Ari Vatanen on Saturday made clear he is standing for a form of FIA presidency in stark contrast to that of the controversial incumbent Max Mosley. "It's the right time for change, you cannot govern in an autocratic manner," the 57-year-old...
Ari Vatanen on Saturday made clear he is standing for a form of FIA presidency in stark contrast to that of the controversial incumbent Max Mosley.
"It's the right time for change, you cannot govern in an autocratic manner," the 57-year-old Finn, who announced his candidacy at the Nurburgring circuit 24 hours earlier, told reporters in Germany.
The 1981 world rally champion, and multiple winner of the famous Dakar rally and until this year a European Parliamentarian, indicated he felt compelled to stand for the high office when the state of F1's political conflict seemed untenable.
He blames the way the Paris federation is run.

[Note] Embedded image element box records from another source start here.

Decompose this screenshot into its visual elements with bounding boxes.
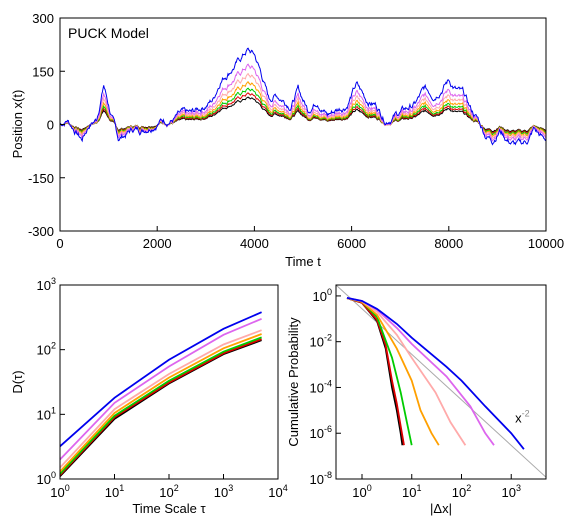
cumulative-series-line-6 (346, 297, 525, 450)
diffusion-xtick-label-0: 100 (50, 483, 69, 500)
diffusion-series-line-2 (59, 336, 262, 475)
cumulative-series-group (335, 284, 547, 478)
top-ytick-label-3: 150 (32, 64, 54, 79)
cumulative-xlabel: |Δx| (430, 501, 452, 516)
diffusion-series-line-3 (59, 333, 262, 473)
diffusion-ytick-label-0: 100 (37, 470, 56, 487)
diffusion-series-line-6 (59, 311, 262, 447)
top-ytick-label-1: -150 (28, 171, 54, 186)
top-xtick-label-0: 0 (56, 236, 63, 251)
cumulative-reference-line (335, 284, 547, 478)
cumulative-reference-label: x-2 (515, 408, 530, 425)
diffusion-xtick-label-2: 102 (159, 483, 178, 500)
top-xtick-label-5: 10000 (528, 236, 564, 251)
top-ylabel: Position x(t) (10, 90, 25, 159)
top-ytick-label-2: 0 (47, 118, 54, 133)
top-plot-frame (59, 17, 547, 232)
diffusion-xtick-label-3: 103 (214, 483, 233, 500)
diffusion-ticks: 100 101 102 103 104 100 101 102 103 (37, 276, 288, 500)
top-xlabel: Time t (285, 254, 321, 269)
diffusion-xtick-label-4: 104 (268, 483, 287, 500)
diffusion-ytick-label-3: 103 (37, 276, 56, 293)
cumulative-ytick-label-1: 10-2 (310, 333, 332, 350)
cumulative-ytick-label-0: 100 (313, 287, 332, 304)
top-xtick-label-2: 4000 (240, 236, 269, 251)
top-position-panel: 0 2000 4000 6000 8000 10000 -300 -150 0 150 300 PU… (10, 11, 564, 269)
top-xtick-label-4: 8000 (434, 236, 463, 251)
top-series-group (59, 47, 547, 146)
diffusion-series-group (59, 311, 262, 477)
top-xtick-label-3: 6000 (337, 236, 366, 251)
top-ticks: 0 2000 4000 6000 8000 10000 -300 -150 0 150 300 (28, 11, 564, 251)
cumulative-plot-frame (335, 284, 547, 480)
cumulative-ylabel: Cumulative Probability (286, 317, 301, 447)
diffusion-series-line-0 (59, 339, 262, 477)
cumulative-ticks: 100 101 102 103 100 10-2 10-4 10-6 10-8 x-2 (310, 287, 530, 500)
diffusion-ytick-label-2: 102 (37, 341, 56, 358)
cumulative-ytick-label-3: 10-6 (310, 424, 332, 441)
diffusion-panel: 100 101 102 103 104 100 101 102 103 Time Scale τ… (10, 276, 288, 516)
cumulative-ytick-label-4: 10-8 (310, 470, 332, 487)
diffusion-xlabel: Time Scale τ (132, 501, 206, 516)
diffusion-ytick-label-1: 101 (37, 405, 56, 422)
cumulative-ytick-label-2: 10-4 (310, 378, 332, 395)
cumulative-xtick-label-0: 100 (352, 483, 371, 500)
cumulative-xtick-label-3: 103 (501, 483, 520, 500)
diffusion-series-line-1 (59, 338, 262, 476)
cumulative-xtick-label-1: 101 (402, 483, 421, 500)
top-xtick-label-1: 2000 (143, 236, 172, 251)
top-series-line-6 (59, 47, 547, 146)
diffusion-ylabel: D(τ) (10, 370, 25, 393)
cumulative-xtick-label-2: 102 (452, 483, 471, 500)
top-annotation: PUCK Model (68, 25, 149, 41)
diffusion-series-line-4 (59, 329, 262, 469)
top-ytick-label-4: 300 (32, 11, 54, 26)
diffusion-series-line-5 (59, 317, 262, 461)
diffusion-xtick-label-1: 101 (105, 483, 124, 500)
top-ytick-label-0: -300 (28, 224, 54, 239)
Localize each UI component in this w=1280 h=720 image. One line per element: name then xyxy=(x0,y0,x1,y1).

"You cannot govern any society in a one-sided way, you need to take all partners into account, you need to give people a feeling that they are important, because we are all in the same boat," said Vatanen.
Mosley, who became FIA president in 1993, has indicated he is prepared to dig in and fight off the threat posed by rebel Formula One teams, but Vatanen said his mantra is conciliation.
Also unlike Mosley, who is almost daring FOTA to launch its breakaway series, Vatanen believes the split would all but destroy both sides.
"We have to remain together and we can only remain together if everybody is smiling -- as we say in Finland it's better to have reconciliation and get a modest agreement than to have a big war," he said.
"If people are voting with their feet it means there is something wrong with the FIA and that has to be corrected. People must be proud of their family, and that's not the case today.
"We must keep this at a professional level, and that is what the FIA needs -- unbiased professional management."
Interestingly, Vatanen indicated that on the other side of the presidential battle later this year could be the man seen by many as Mosley's preferred successor: Jean Todt.
"This cannot be an ego trip for anybody, not for Mosley, Jean Todt or Vatanen, this has to be for the FIA and only an independent man can bring the change about and swim against the current if necessary," he said.